Baudewijns a emporté plusieurs ordinateurs pour vérifier ce qui s'était passé durant le séjour de la mission belge. Durant l'après-midi de lundi, il a ainsi recensé 135 cyber-attaques par heure. "Je savais qu'il y avait des problèmes au niveau de la sécurité du trafic internet en Chine, mais c'était encore pire que je croyais", a affirme le cyber-spécialiste.

"Nous sommes au courant de cette problématique", a-t-on réagi samedi au ministère des affaires étrangères, sans donner plus de détails. Les cyber-attaques représentent un sacré défi à relever dans le monde entier. C'est pourquoi, avant même le départ de la mission en Chine, des mesures préventives avaient été prises, selon le porte-parole du service public fédéral affaires étrangères. "Tel est du reste le cas pour chaque mission. Nous prenons des mesures préventives en concertation avec les services de sécurité."

C'est Geert Baudewijns de l'entreprise de sécurité Secutec, spécialisée en sécurisation anti-pirates, qui a révélé la nouvelle des cyber-attaques. "Ce fut pire qu'attendu, mais heureusement, nous y étions préparés", prétend-il. L'expert, qui accompagnait la mission en Chine, a enregistré lundi après-midi pas moins de 135 cyber-attaques par heure. Il est possible que ce soit la sécurité d'Etat chinoise qui ait lancé ces attaques, selon lui. Baudewijns a une fois encore insisté sur le fait que la délégation officielle belge était bien prépare. C'est ainsi que les membres de la mission disposaient d'appareils mobiles qui seront tout simplement mis au rebut en Belgique. Mais l'expert craint que certaines entreprises participantes sous-estiment le danger. La délégation belge en Chine se composait de la princesse Astrid, ainsi que de plusieurs ministres et représentants de dizaines d'entreprises.

La porte-parole de la sécurité d'Etat belge, Ingrid Van Daele, déclare à ce propos: "Nous avons briefé la mission avant le départ, comme nous le faisons avec d'autres missions." Mais il n'y a pas que la délégation officielle qui a reçu un briefing. La sécurité d'Etat l'a fait aussi pour les entreprises présentes par le biais des agences de commerce régionales, telles Flanders Investment and Trade, ainsi des fédérations d'entreprises.

Les mesures prises ne s'appliquent pas qu'à la Chine, mais aussi à toute mission en visite à l'étranger.
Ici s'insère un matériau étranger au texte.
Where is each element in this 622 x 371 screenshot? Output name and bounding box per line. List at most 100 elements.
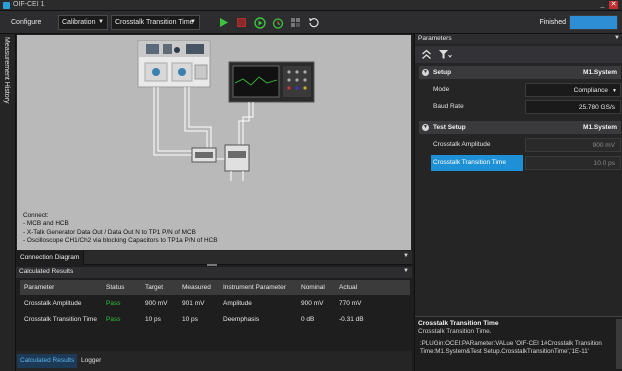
parameters-toolbar — [415, 46, 622, 63]
param-label: Mode — [433, 86, 450, 93]
param-label: Crosstalk Amplitude — [433, 141, 491, 148]
mcb-board — [191, 147, 217, 163]
stop-icon[interactable] — [234, 15, 249, 30]
measurement-dropdown-value: Crosstalk Transition Time — [115, 19, 194, 26]
crosstalk-transition-time-field[interactable]: 10.0 ps — [525, 156, 621, 170]
connection-instructions: Connect: - MCB and HCB - X-Talk Generato… — [23, 212, 218, 245]
app-icon — [3, 2, 10, 9]
configure-button[interactable]: Configure — [11, 16, 41, 29]
cell-status: Pass — [106, 316, 121, 323]
cell-target: 10 ps — [145, 316, 161, 323]
parameters-title: Parameters — [418, 35, 452, 42]
chevron-down-icon[interactable]: ▼ — [422, 124, 429, 131]
results-title: Calculated Results — [19, 268, 74, 275]
column-header[interactable]: Instrument Parameter — [223, 284, 286, 291]
cell-instrument-parameter: Amplitude — [223, 300, 252, 307]
parameters-header: Parameters ▼ — [415, 34, 622, 44]
play-icon[interactable] — [216, 15, 231, 30]
description-title: Crosstalk Transition Time — [418, 320, 499, 327]
cell-actual: -0.31 dB — [339, 316, 364, 323]
connect-title: Connect: — [23, 212, 49, 219]
param-row-baud-rate: Baud Rate 25.780 GS/s — [429, 99, 621, 115]
splitter-handle[interactable] — [207, 264, 217, 266]
progress-bar — [569, 15, 618, 30]
measurement-history-tab[interactable]: Measurement History — [0, 34, 16, 371]
chevron-down-icon[interactable]: ▼ — [614, 35, 620, 41]
param-row-crosstalk-amplitude: Crosstalk Amplitude 900 mV — [429, 137, 621, 153]
window-controls: _ ✕ — [598, 1, 618, 9]
chevron-down-icon: ▼ — [190, 19, 196, 25]
chevron-down-icon[interactable]: ▼ — [422, 69, 429, 76]
timer-icon[interactable] — [270, 15, 285, 30]
chevron-down-icon[interactable]: ▼ — [403, 253, 409, 259]
column-header[interactable]: Parameter — [24, 284, 54, 291]
collapse-all-icon[interactable] — [419, 48, 433, 61]
bottom-tab-bar: Calculated Results Logger — [16, 351, 412, 371]
cell-actual: 770 mV — [339, 300, 362, 307]
connect-line: - X-Talk Generator Data Out / Data Out N… — [23, 228, 196, 236]
section-name: Test Setup — [433, 124, 466, 131]
oscilloscope-instrument — [228, 61, 315, 103]
chevron-down-icon[interactable]: ▼ — [403, 268, 409, 274]
param-label: Baud Rate — [433, 103, 464, 110]
cell-measured: 10 ps — [182, 316, 198, 323]
parameter-description: Crosstalk Transition Time Crosstalk Tran… — [415, 316, 622, 371]
tab-connection-diagram[interactable]: Connection Diagram — [16, 251, 85, 265]
grid-icon[interactable] — [288, 15, 303, 30]
description-subtitle: Crosstalk Transition Time. — [418, 328, 492, 335]
diagram-tab-bar: Connection Diagram ▼ — [16, 251, 412, 265]
measurement-dropdown[interactable]: Crosstalk Transition Time ▼ — [111, 15, 200, 30]
column-header[interactable]: Measured — [182, 284, 211, 291]
cell-instrument-parameter: Deemphasis — [223, 316, 260, 323]
chevron-down-icon: ▼ — [612, 88, 617, 94]
connect-line: - MCB and HCB — [23, 220, 69, 228]
results-header: Calculated Results ▼ — [16, 267, 412, 278]
table-row[interactable]: Crosstalk Transition Time Pass 10 ps 10 … — [20, 312, 410, 327]
column-header[interactable]: Status — [106, 284, 124, 291]
connection-diagram: Connect: - MCB and HCB - X-Talk Generato… — [16, 34, 412, 251]
mode-dropdown[interactable]: Calibration ▼ — [58, 15, 108, 30]
mode-select[interactable]: Compliance ▼ — [525, 83, 621, 97]
connect-line: - Oscilloscope CH1/Ch2 via blocking Capa… — [23, 236, 218, 244]
hcb-board — [224, 144, 250, 181]
window-titlebar: OIF-CEI 1 _ ✕ — [0, 0, 622, 11]
cell-status: Pass — [106, 300, 121, 307]
section-test-setup[interactable]: ▼ Test Setup M1.System — [419, 121, 621, 134]
cell-nominal: 900 mV — [301, 300, 324, 307]
crosstalk-amplitude-field[interactable]: 900 mV — [525, 138, 621, 152]
minimize-icon[interactable]: _ — [598, 1, 607, 9]
mode-dropdown-value: Calibration — [62, 19, 96, 26]
results-table: Parameter Status Target Measured Instrum… — [16, 278, 412, 351]
close-icon[interactable]: ✕ — [609, 1, 618, 9]
table-header: Parameter Status Target Measured Instrum… — [20, 280, 410, 295]
chevron-down-icon: ▼ — [98, 19, 104, 25]
reset-icon[interactable] — [306, 15, 321, 30]
cell-measured: 901 mV — [182, 300, 205, 307]
param-row-mode: Mode Compliance ▼ — [429, 82, 621, 98]
cell-parameter: Crosstalk Amplitude — [24, 300, 82, 307]
toolbar: Configure Calibration ▼ Crosstalk Transi… — [0, 11, 622, 34]
baud-rate-field[interactable]: 25.780 GS/s — [525, 100, 621, 114]
scpi-command: :PLUGin:OCEI:PARameter:VALue 'OIF-CEI 1#… — [420, 340, 602, 355]
section-name: Setup — [433, 69, 452, 76]
section-value: M1.System — [583, 69, 617, 76]
section-value: M1.System — [583, 124, 617, 131]
column-header[interactable]: Target — [145, 284, 163, 291]
parameters-panel: Parameters ▼ ▼ Setup M1.System Mode Comp… — [414, 34, 622, 371]
step-run-icon[interactable] — [252, 15, 267, 30]
diagram-graphic — [137, 40, 315, 181]
section-setup[interactable]: ▼ Setup M1.System — [419, 66, 621, 79]
status-text: Finished — [539, 19, 566, 26]
scrollbar[interactable] — [616, 319, 622, 369]
pattern-generator-instrument — [137, 40, 211, 88]
param-label-selected[interactable]: Crosstalk Transition Time — [431, 155, 523, 171]
tab-logger[interactable]: Logger — [78, 354, 104, 368]
mode-select-value: Compliance — [573, 87, 608, 94]
tab-calculated-results[interactable]: Calculated Results — [17, 354, 78, 368]
table-row[interactable]: Crosstalk Amplitude Pass 900 mV 901 mV A… — [20, 296, 410, 311]
window-title: OIF-CEI 1 — [13, 1, 45, 8]
filter-icon[interactable] — [437, 48, 453, 61]
column-header[interactable]: Actual — [339, 284, 357, 291]
column-header[interactable]: Nominal — [301, 284, 325, 291]
cell-parameter: Crosstalk Transition Time — [24, 316, 97, 323]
Sur son site web www.vsse.be, le service de renseignements a aussi publié une brochure contenant des conseils en vue de sécuriser les données en dehors de nos frontières. Le mieux qu'un membre d'une délégation en mission puisse faire par exemple, c'est utiliser un GSM spécifique pour l'occasion, selon Van Daele. Au retour, ce smartphone peut alors être contrôlé et/ou nettoyé par un expert. Le service conseille par exemple aussi de ne pas utiliser les réseaux wifi, de ne pas poster de données de localisation, de ne pas recourir à des bornes publiques pour recharger la batterie du smartphone,... Toute personne ayant fait l'objet d'un piratage, est invitée au retour de mission à le signaler à la sécurité d'Etat ou au centre pour la cyber-sécurité.